# ODNR trout on flies



## fishfray (Jul 19, 2012)

I know those little 10" rainbows the Dnr stocks aren't normally targeted by fly fishermen, but I've been having good luck at my local pond. Throwing small size 16-20 dries on my 3wt, a few twitches then let it set... I never would guess this would work but I've caught a lot this way this spring. I thought they were picky until I cleaned a few and checked out the stomachs, lots of big beetles and even a bumblebee in one.. they are crazy. Anyone else having success with the rainbows on flies in the lakes?


----------



## Flathead76 (May 2, 2010)

Start with a size 14 dry fly hook. Wind mono cord thread in the center of the shank. Lay deer hair on the shank. Wind tight and whip finish. Take a razor blade and shape it to look like dog food. Then smear it in Limburger cheese. Parachute cast that and hang on.


----------



## Yakphisher (Jul 9, 2013)

They will hit anything thrown at them.

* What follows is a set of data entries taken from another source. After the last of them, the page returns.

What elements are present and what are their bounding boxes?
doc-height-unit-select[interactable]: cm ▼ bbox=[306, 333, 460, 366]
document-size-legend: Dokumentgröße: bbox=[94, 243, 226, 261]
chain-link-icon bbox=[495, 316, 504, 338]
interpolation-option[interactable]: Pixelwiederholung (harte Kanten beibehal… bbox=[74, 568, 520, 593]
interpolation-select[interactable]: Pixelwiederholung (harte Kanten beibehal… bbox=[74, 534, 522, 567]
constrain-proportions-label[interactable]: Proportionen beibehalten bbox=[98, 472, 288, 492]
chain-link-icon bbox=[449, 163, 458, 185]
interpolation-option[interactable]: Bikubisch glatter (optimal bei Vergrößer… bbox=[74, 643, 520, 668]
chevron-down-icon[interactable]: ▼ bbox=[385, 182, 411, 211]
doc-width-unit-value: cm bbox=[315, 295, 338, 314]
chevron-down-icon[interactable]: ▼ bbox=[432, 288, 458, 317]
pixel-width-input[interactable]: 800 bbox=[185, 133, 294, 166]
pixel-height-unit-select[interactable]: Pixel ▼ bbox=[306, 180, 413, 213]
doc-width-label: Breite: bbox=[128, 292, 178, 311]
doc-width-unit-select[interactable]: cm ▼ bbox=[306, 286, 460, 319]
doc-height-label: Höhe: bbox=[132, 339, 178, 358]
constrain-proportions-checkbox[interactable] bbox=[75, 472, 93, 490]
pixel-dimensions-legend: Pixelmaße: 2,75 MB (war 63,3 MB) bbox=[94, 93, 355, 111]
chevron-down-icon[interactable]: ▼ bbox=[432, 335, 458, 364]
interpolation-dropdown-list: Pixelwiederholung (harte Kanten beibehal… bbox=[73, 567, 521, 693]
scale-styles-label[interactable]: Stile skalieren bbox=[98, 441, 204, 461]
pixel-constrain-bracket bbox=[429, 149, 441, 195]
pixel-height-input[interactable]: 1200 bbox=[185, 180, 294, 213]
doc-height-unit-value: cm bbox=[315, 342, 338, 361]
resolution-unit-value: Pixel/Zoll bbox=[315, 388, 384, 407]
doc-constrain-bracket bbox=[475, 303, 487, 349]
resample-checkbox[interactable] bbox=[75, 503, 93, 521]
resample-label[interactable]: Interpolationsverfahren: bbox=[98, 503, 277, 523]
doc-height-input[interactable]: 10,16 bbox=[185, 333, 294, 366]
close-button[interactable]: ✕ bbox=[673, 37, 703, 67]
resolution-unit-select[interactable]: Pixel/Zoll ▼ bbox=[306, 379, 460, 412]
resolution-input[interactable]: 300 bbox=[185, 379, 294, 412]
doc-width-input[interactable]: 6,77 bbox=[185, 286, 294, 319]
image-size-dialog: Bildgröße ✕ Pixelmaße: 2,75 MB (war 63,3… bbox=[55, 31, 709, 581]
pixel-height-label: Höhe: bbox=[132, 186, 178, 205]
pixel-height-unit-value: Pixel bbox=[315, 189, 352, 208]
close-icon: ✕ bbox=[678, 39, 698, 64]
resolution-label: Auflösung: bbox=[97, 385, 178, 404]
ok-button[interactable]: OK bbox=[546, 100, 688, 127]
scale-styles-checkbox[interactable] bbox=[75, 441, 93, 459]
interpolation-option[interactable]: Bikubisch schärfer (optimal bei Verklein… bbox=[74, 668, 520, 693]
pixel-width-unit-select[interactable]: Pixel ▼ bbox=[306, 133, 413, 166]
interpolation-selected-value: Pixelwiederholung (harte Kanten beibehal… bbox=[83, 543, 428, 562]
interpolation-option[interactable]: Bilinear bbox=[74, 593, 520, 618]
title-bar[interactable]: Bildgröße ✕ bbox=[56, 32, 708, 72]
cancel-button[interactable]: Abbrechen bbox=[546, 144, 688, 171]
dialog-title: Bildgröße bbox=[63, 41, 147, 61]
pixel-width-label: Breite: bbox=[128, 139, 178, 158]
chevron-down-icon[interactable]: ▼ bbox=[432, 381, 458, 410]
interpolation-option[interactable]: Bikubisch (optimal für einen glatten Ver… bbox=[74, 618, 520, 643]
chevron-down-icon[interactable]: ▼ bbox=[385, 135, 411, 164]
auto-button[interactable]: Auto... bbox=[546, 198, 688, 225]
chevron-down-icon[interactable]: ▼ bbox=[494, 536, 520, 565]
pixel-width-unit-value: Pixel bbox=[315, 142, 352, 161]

Since they are fed well with pellets hence they are uneducated.


----------



## garhtr (Jan 12, 2009)

I occasionally fish for them when streams in my area are too high to fish.
I have my best luck on small wet flies but would love to catch a few on dry fly's. Once they become acclimated to their new surroundings they fight pretty well.







Good luck and Good Fishing !


----------



## TheCream (Mar 19, 2009)

Strip a small, bright, flashy streamer in a fast and erratic manner. They hammer little flashy streamer patterns.


----------